« Federer, c’est un génie ! ». Mon fils sort en trombe de sa chambre,
où il faisait ses maths (du moins, le croyais-je). Un contact obligeant
venait de lui communiquer la séquence ahurissante où, en demi-finale de
l’US Open, le joueur se fait lober, court derrière la balle et, le dos
au filet, la renvoie entre ses jambes dans un coup parfait, allant
droit dans le coin du court où son adversaire n’était pas.
Books a mis une photo de Federer pour illustrer son dossier de ce mois
sur « le secret des réussites hors normes ». Il s’agit bien, en effet,
d’un cas de réussite hors normes. Mais peut-on parler de génie ? Le
mot est-il approprié ?
Que ce soit en français ou en anglais, on voit les dictionnaires
hésiter sur le point de savoir si le génie doit être ou non réservé aux
choses de l’esprit. Oui selon le Robert : « Aptitude supérieure de
l’esprit qui élève un homme au-dessus de la commune mesure et le rend
capable de créations, d’inventions, d’entreprises qui paraissent
extraordinaires ou surhumaines à ses semblables ». Exit Federer. Mais
le Larousse est plus accueillant : « Disposition, aptitude naturelle à
créer des choses de qualité exceptionnelle ». La formule est
suffisamment ambiguë pour s’étendre aux exploits d’un sportif hors
normes. Les dictionnaires anglais ouvrent aussi le champ, avec
précaution. Pour le Chambers, le génie est un « pouvoir suprême,
intellectuel, créatif ou autre, plus élevé que le talent ». Notez le
« ou autre ». Et dans l’Oxford : « Un pouvoir d’exception intellectuel
ou créatif, ou une autre faculté ou disposition naturelle
d’exception ». L’article anglais de Wikipédia inclut d’emblée les
sportifs, ce que ne fait pas l’article français.
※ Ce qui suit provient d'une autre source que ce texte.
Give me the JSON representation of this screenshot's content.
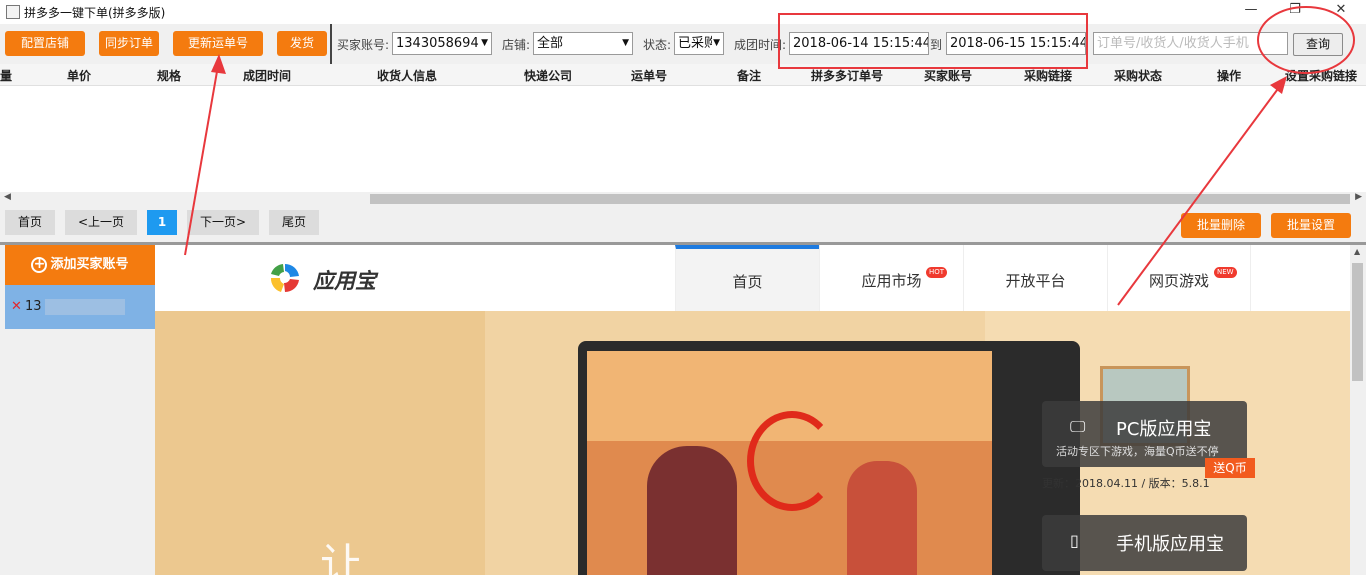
{
  "window": {
    "title": "拼多多一键下单(拼多多版)",
    "controls": [
      "—",
      "❐",
      "✕"
    ]
  },
  "toolbar": {
    "config_store": "配置店铺",
    "sync_orders": "同步订单",
    "update_tracking": "更新运单号",
    "ship": "发货",
    "buyer_account_label": "买家账号:",
    "buyer_account_value": "1343058694",
    "store_label": "店铺:",
    "store_value": "全部",
    "status_label": "状态:",
    "status_value": "已采购",
    "group_time_label": "成团时间:",
    "time_from": "2018-06-14 15:15:44",
    "to_label": "到",
    "time_to": "2018-06-15 15:15:44",
    "search_placeholder": "订单号/收货人/收货人手机",
    "query": "查询"
  },
  "table": {
    "columns": [
      "量",
      "单价",
      "规格",
      "成团时间",
      "收货人信息",
      "快递公司",
      "运单号",
      "备注",
      "拼多多订单号",
      "买家账号",
      "采购链接",
      "采购状态",
      "操作",
      "设置采购链接"
    ]
  },
  "pager": {
    "first": "首页",
    "prev": "<上一页",
    "current": "1",
    "next": "下一页>",
    "last": "尾页",
    "batch_delete": "批量删除",
    "batch_settings": "批量设置"
  },
  "left": {
    "add_buyer": "添加买家账号",
    "account_prefix": "13",
    "remove_icon": "✕"
  },
  "web": {
    "brand": "应用宝",
    "nav": [
      {
        "label": "首页",
        "badge": ""
      },
      {
        "label": "应用市场",
        "badge": "HOT"
      },
      {
        "label": "开放平台",
        "badge": ""
      },
      {
        "label": "网页游戏",
        "badge": "NEW"
      }
    ],
    "pc_title": "PC版应用宝",
    "pc_sub": "活动专区下游戏，海量Q币送不停",
    "send_q": "送Q币",
    "update_info": "更新：2018.04.11 / 版本：5.8.1",
    "mobile_title": "手机版应用宝",
    "hero_text": "让"
  },
  "colors": {
    "accent_orange": "#f47b0f",
    "page_blue": "#1e9af0",
    "annotation_red": "#e8383d"
  }
}
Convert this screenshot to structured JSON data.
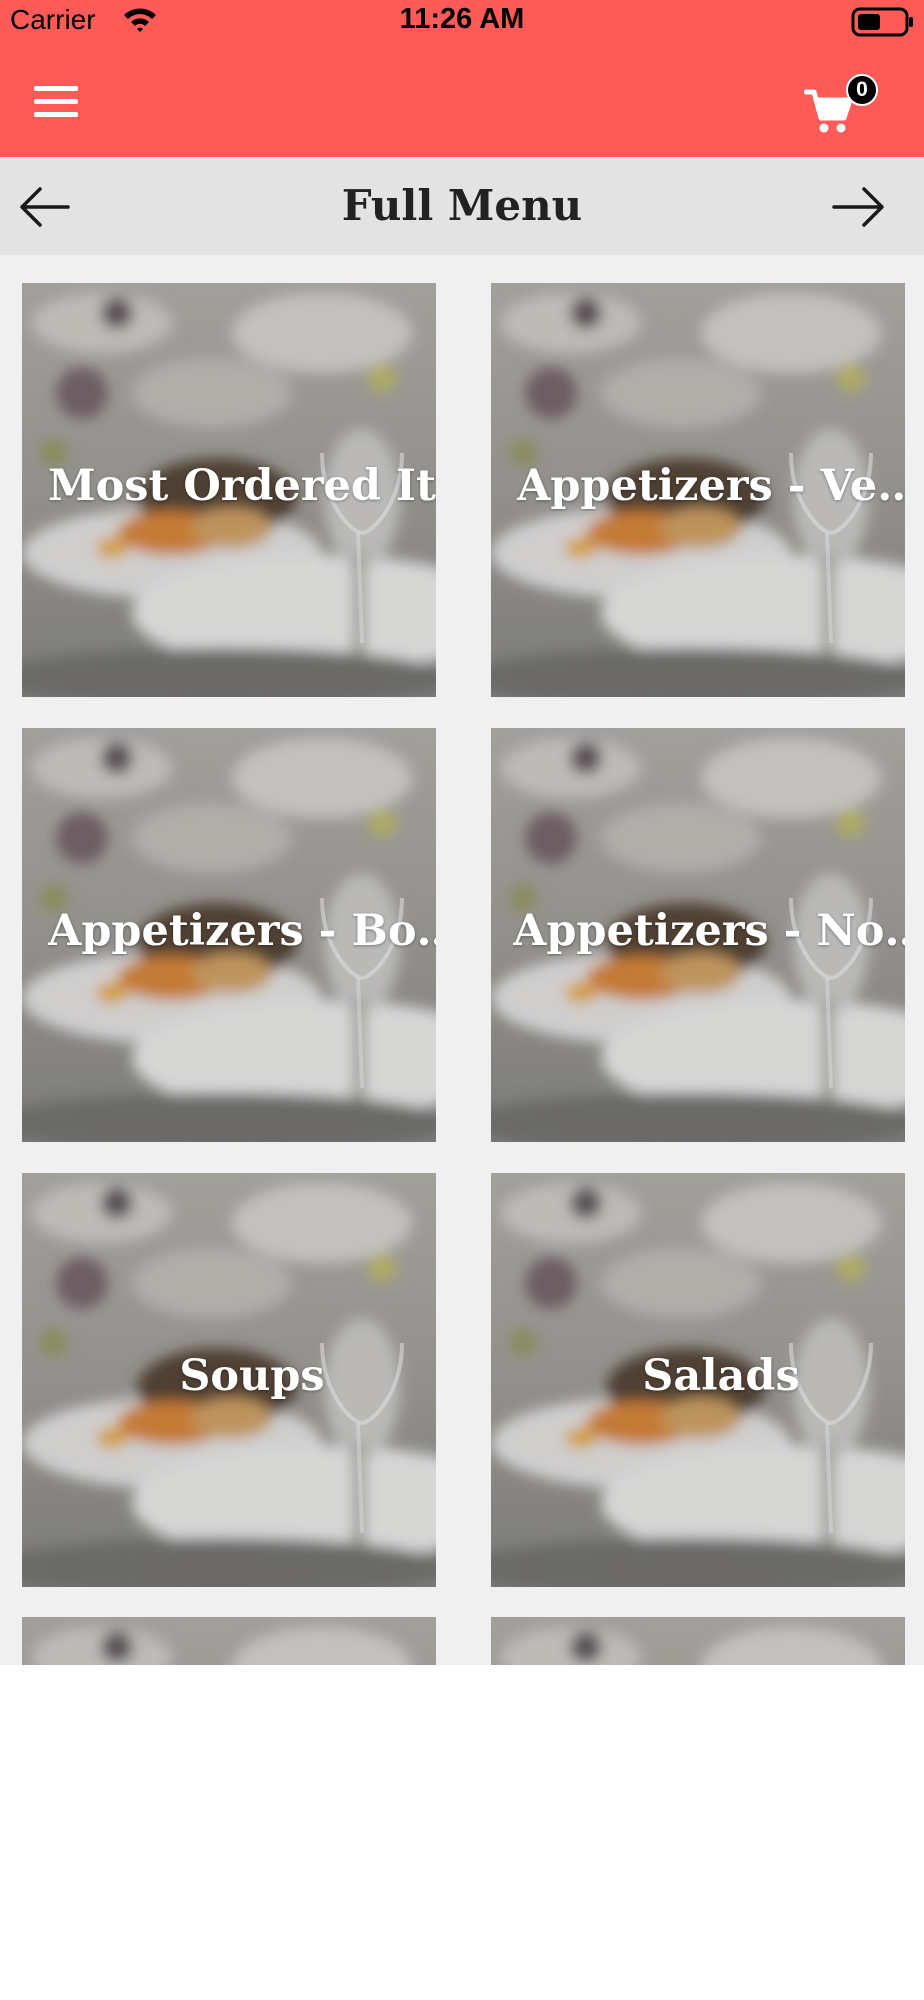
{
  "status_bar": {
    "carrier": "Carrier",
    "time": "11:26 AM"
  },
  "app_bar": {
    "menu_icon": "hamburger-menu-icon",
    "cart_icon": "shopping-cart-icon",
    "cart_count": "0",
    "background_color": "#fd5a58"
  },
  "title_bar": {
    "title": "Full Menu",
    "prev_icon": "arrow-left-icon",
    "next_icon": "arrow-right-icon"
  },
  "categories": [
    {
      "label": "Most Ordered Items"
    },
    {
      "label": "Appetizers - Vegetarian"
    },
    {
      "label": "Appetizers - Bombay Street Food"
    },
    {
      "label": "Appetizers - Non-Vegetarian"
    },
    {
      "label": "Soups"
    },
    {
      "label": "Salads"
    },
    {
      "label": ""
    },
    {
      "label": ""
    }
  ]
}
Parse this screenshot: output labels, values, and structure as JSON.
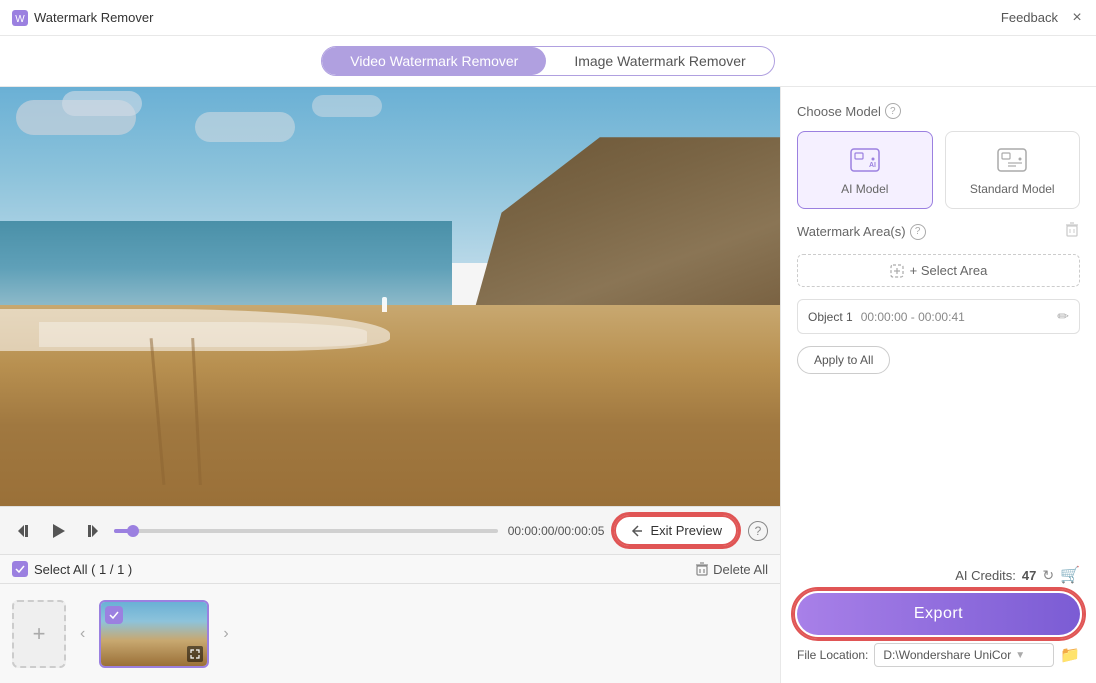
{
  "titleBar": {
    "title": "Watermark Remover",
    "feedback": "Feedback",
    "closeLabel": "×"
  },
  "tabs": {
    "video": "Video Watermark Remover",
    "image": "Image Watermark Remover"
  },
  "rightPanel": {
    "chooseModel": "Choose Model",
    "aiModel": "AI Model",
    "standardModel": "Standard Model",
    "watermarkAreas": "Watermark Area(s)",
    "selectArea": "+ Select Area",
    "object1Label": "Object 1",
    "object1Time": "00:00:00 - 00:00:41",
    "applyToAll": "Apply to All",
    "aiCreditsLabel": "AI Credits:",
    "aiCreditsValue": "47",
    "exportLabel": "Export",
    "fileLocationLabel": "File Location:",
    "fileLocationPath": "D:\\Wondershare UniCor",
    "deleteAllLabel": "Delete All"
  },
  "videoControls": {
    "timeDisplay": "00:00:00/00:00:05",
    "exitPreview": "Exit Preview"
  },
  "filmstrip": {
    "selectAll": "Select All ( 1 / 1 )",
    "deleteAll": "Delete All"
  }
}
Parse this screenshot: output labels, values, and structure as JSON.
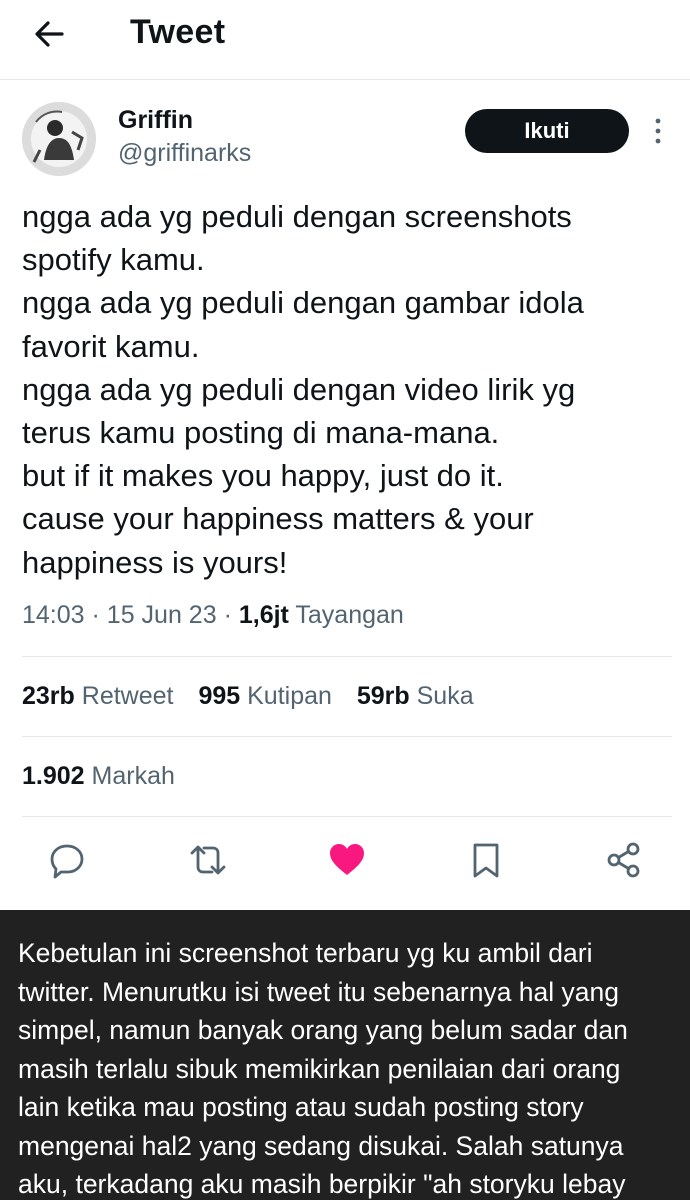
{
  "header": {
    "back_icon": "arrow-left-icon",
    "title": "Tweet"
  },
  "author": {
    "name": "Griffin",
    "handle": "@griffinarks",
    "follow_label": "Ikuti",
    "more_icon": "more-vertical-icon"
  },
  "tweet": {
    "lines": [
      "ngga ada yg peduli dengan screenshots",
      "spotify kamu.",
      "ngga ada yg peduli dengan gambar idola",
      "favorit kamu.",
      "ngga ada yg peduli dengan video lirik yg",
      "terus kamu posting di mana-mana.",
      "but if it makes you happy,  just do it.",
      "cause your happiness matters & your",
      "happiness is yours!"
    ],
    "time": "14:03",
    "date": "15 Jun 23",
    "views_count": "1,6jt",
    "views_label": "Tayangan"
  },
  "stats": {
    "retweets_count": "23rb",
    "retweets_label": "Retweet",
    "quotes_count": "995",
    "quotes_label": "Kutipan",
    "likes_count": "59rb",
    "likes_label": "Suka",
    "bookmarks_count": "1.902",
    "bookmarks_label": "Markah"
  },
  "actions": {
    "reply_icon": "reply-icon",
    "retweet_icon": "retweet-icon",
    "like_icon": "heart-icon",
    "like_color": "#f91880",
    "bookmark_icon": "bookmark-icon",
    "share_icon": "share-icon"
  },
  "caption": {
    "lines": [
      "Kebetulan ini screenshot terbaru yg ku ambil dari",
      "twitter. Menurutku isi tweet itu sebenarnya hal yang",
      "simpel, namun banyak orang yang belum sadar dan",
      "masih terlalu sibuk memikirkan penilaian dari orang",
      "lain ketika mau posting atau sudah posting story",
      "mengenai hal2 yang sedang disukai. Salah satunya",
      "aku, terkadang aku masih berpikir \"ah storyku lebay"
    ]
  }
}
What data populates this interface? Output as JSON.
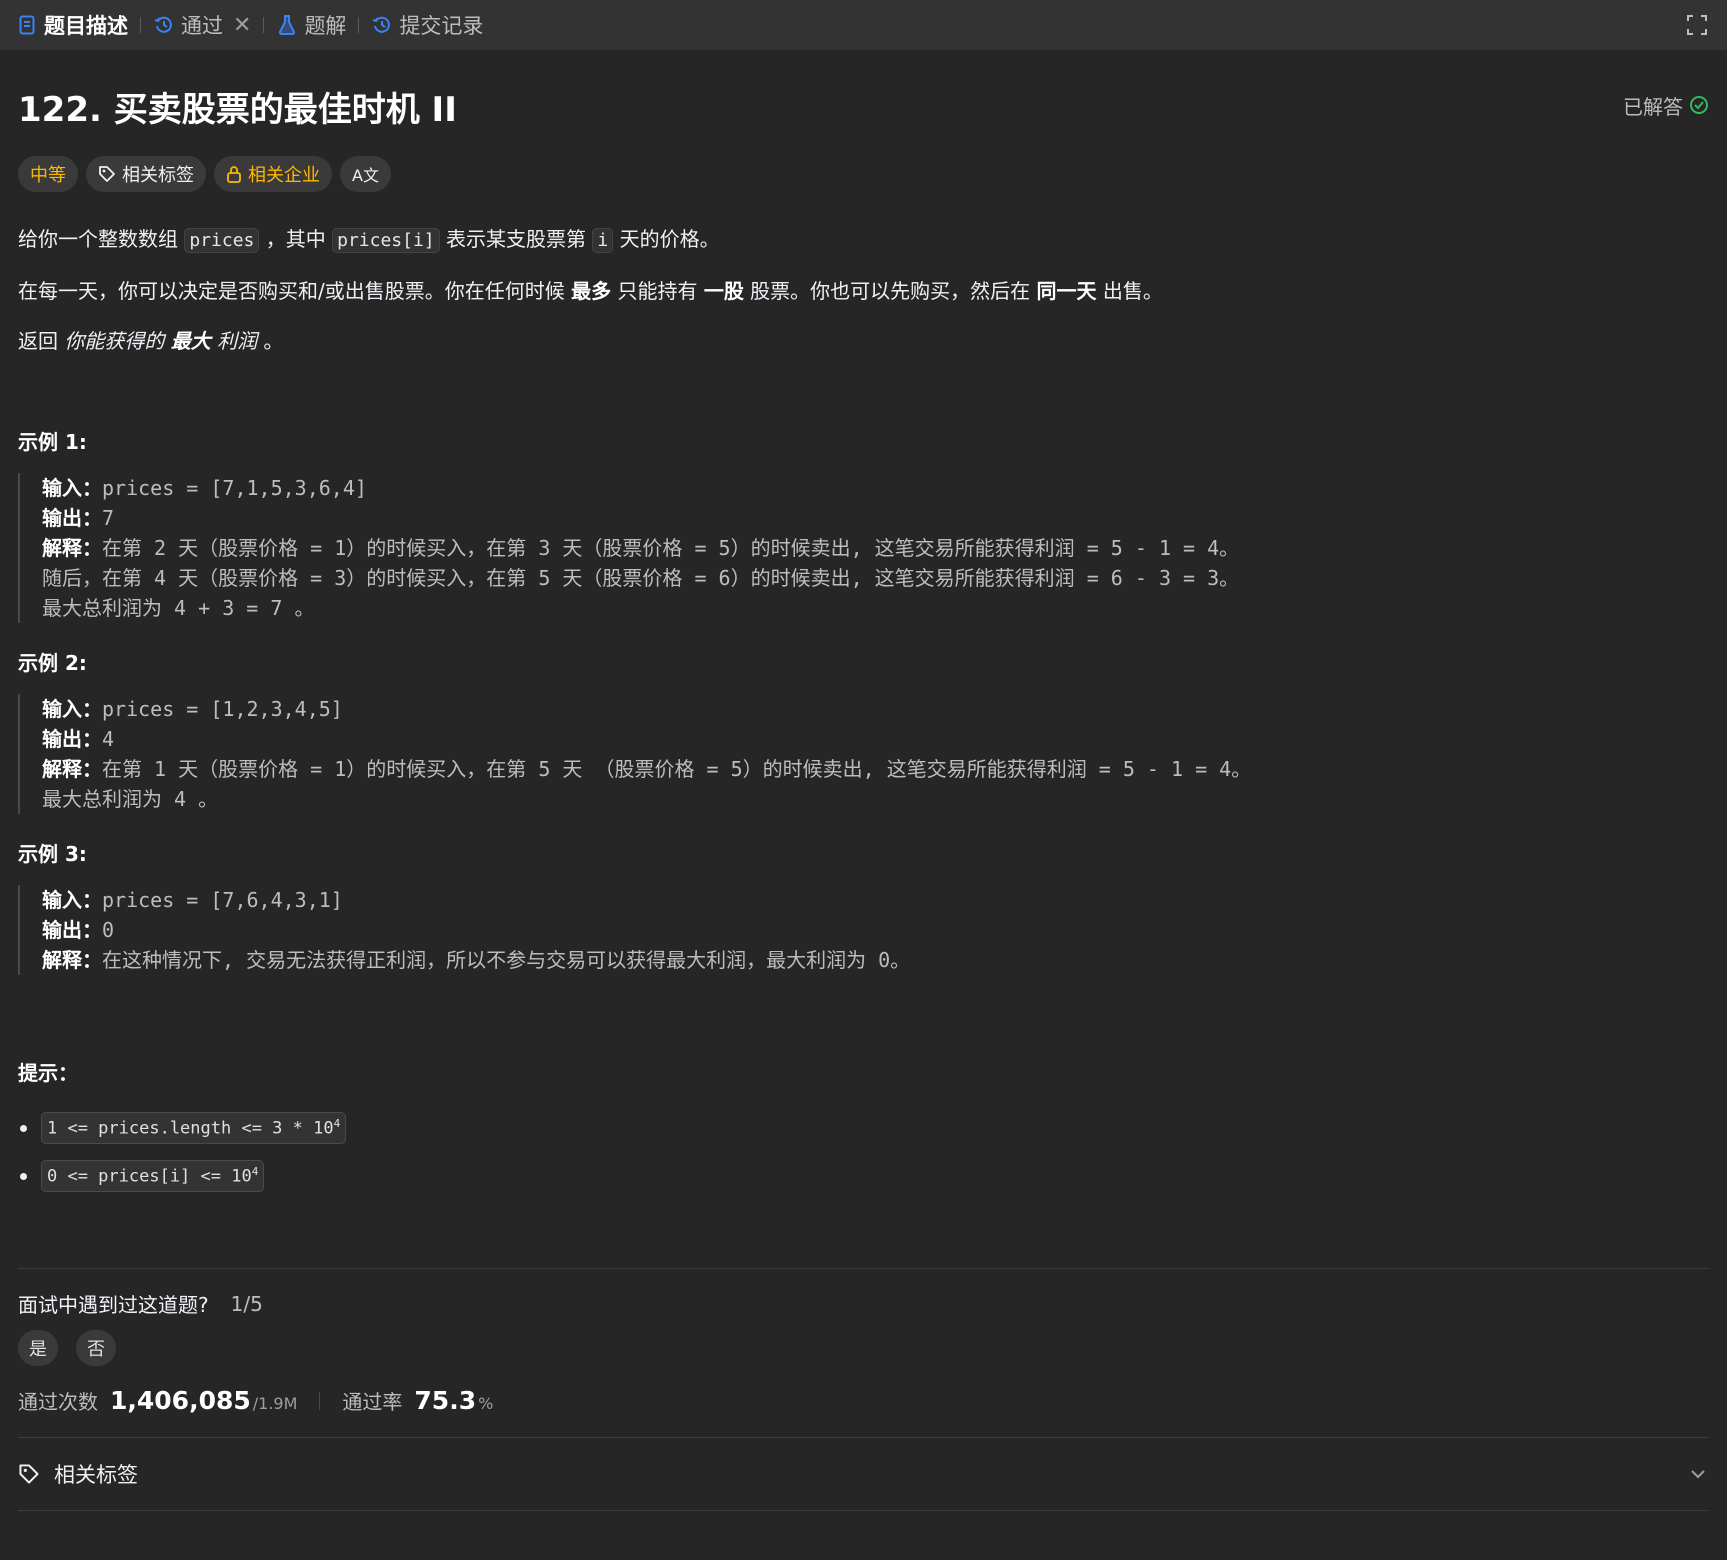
{
  "tabs": [
    {
      "label": "题目描述",
      "icon": "description-icon",
      "active": true
    },
    {
      "label": "通过",
      "icon": "history-icon",
      "closable": true
    },
    {
      "label": "题解",
      "icon": "flask-icon"
    },
    {
      "label": "提交记录",
      "icon": "history-icon"
    }
  ],
  "problem": {
    "title": "122. 买卖股票的最佳时机 II",
    "status": "已解答",
    "difficulty": "中等",
    "tags_label": "相关标签",
    "company_label": "相关企业",
    "translate_label": "A文"
  },
  "description": {
    "p1_a": "给你一个整数数组 ",
    "p1_code1": "prices",
    "p1_b": " ，其中 ",
    "p1_code2": "prices[i]",
    "p1_c": " 表示某支股票第 ",
    "p1_code3": "i",
    "p1_d": " 天的价格。",
    "p2_a": "在每一天，你可以决定是否购买和/或出售股票。你在任何时候 ",
    "p2_b1": "最多",
    "p2_c": " 只能持有 ",
    "p2_b2": "一股",
    "p2_d": " 股票。你也可以先购买，然后在 ",
    "p2_b3": "同一天",
    "p2_e": " 出售。",
    "p3_a": "返回 ",
    "p3_i1": "你能获得的 ",
    "p3_b": "最大",
    "p3_i2": " 利润",
    "p3_c": " 。"
  },
  "examples": [
    {
      "title": "示例 1:",
      "input_label": "输入：",
      "input": "prices = [7,1,5,3,6,4]",
      "output_label": "输出：",
      "output": "7",
      "explain_label": "解释：",
      "explain_lines": [
        "在第 2 天（股票价格 = 1）的时候买入，在第 3 天（股票价格 = 5）的时候卖出, 这笔交易所能获得利润 = 5 - 1 = 4。",
        "随后，在第 4 天（股票价格 = 3）的时候买入，在第 5 天（股票价格 = 6）的时候卖出, 这笔交易所能获得利润 = 6 - 3 = 3。",
        "最大总利润为 4 + 3 = 7 。"
      ]
    },
    {
      "title": "示例 2:",
      "input_label": "输入：",
      "input": "prices = [1,2,3,4,5]",
      "output_label": "输出：",
      "output": "4",
      "explain_label": "解释：",
      "explain_lines": [
        "在第 1 天（股票价格 = 1）的时候买入，在第 5 天 （股票价格 = 5）的时候卖出, 这笔交易所能获得利润 = 5 - 1 = 4。",
        "最大总利润为 4 。"
      ]
    },
    {
      "title": "示例 3:",
      "input_label": "输入：",
      "input": "prices = [7,6,4,3,1]",
      "output_label": "输出：",
      "output": "0",
      "explain_label": "解释：",
      "explain_lines": [
        "在这种情况下, 交易无法获得正利润，所以不参与交易可以获得最大利润，最大利润为 0。"
      ]
    }
  ],
  "hints": {
    "title": "提示：",
    "items": [
      {
        "text": "1 <= prices.length <= 3 * 10",
        "sup": "4"
      },
      {
        "text": "0 <= prices[i] <= 10",
        "sup": "4"
      }
    ]
  },
  "interview": {
    "question": "面试中遇到过这道题?",
    "count": "1/5",
    "yes": "是",
    "no": "否"
  },
  "stats": {
    "accepted_label": "通过次数",
    "accepted_value": "1,406,085",
    "submissions": "/1.9M",
    "rate_label": "通过率",
    "rate_value": "75.3",
    "rate_unit": "%"
  },
  "related_tags_label": "相关标签"
}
C’est donc affaire de goût. Pour ma part, je juge plus intéressant de
réserver le mot « génie » aux choses de l’esprit. Si extraordinaire
soit-il, Federer ne joue pas dans la même catégorie que Leonard de
Vinci, Newton ou Beethoven.
Reste la question sous-jacente, celle d’où jaillit inconsciemment le
cri « C’est un génie ! », celle aussi d’où procèdent les définitions
des dictionnaires, avec ces mots « aptitude supérieure », « aptitude
naturelle », « disposition naturelle ». On s’émerveille devant le
génie, ou devant un immense talent, comme devant une merveille de la
nature. Mais que doit-on réellement attribuer au « naturel » ? Admirant
l’incroyable jeu de pieds de Federer, une critique de danse au New York Times le
qualifiait récemment de « Barychnikov du tennis ». Admirable
disposition pour la danse ! Admirable disposition, aussi, pour l’énorme
détermination au travail qui l’habite, comme avant lui Barychnikov et,
bien sûr, Leonard, Newton et Beethoven.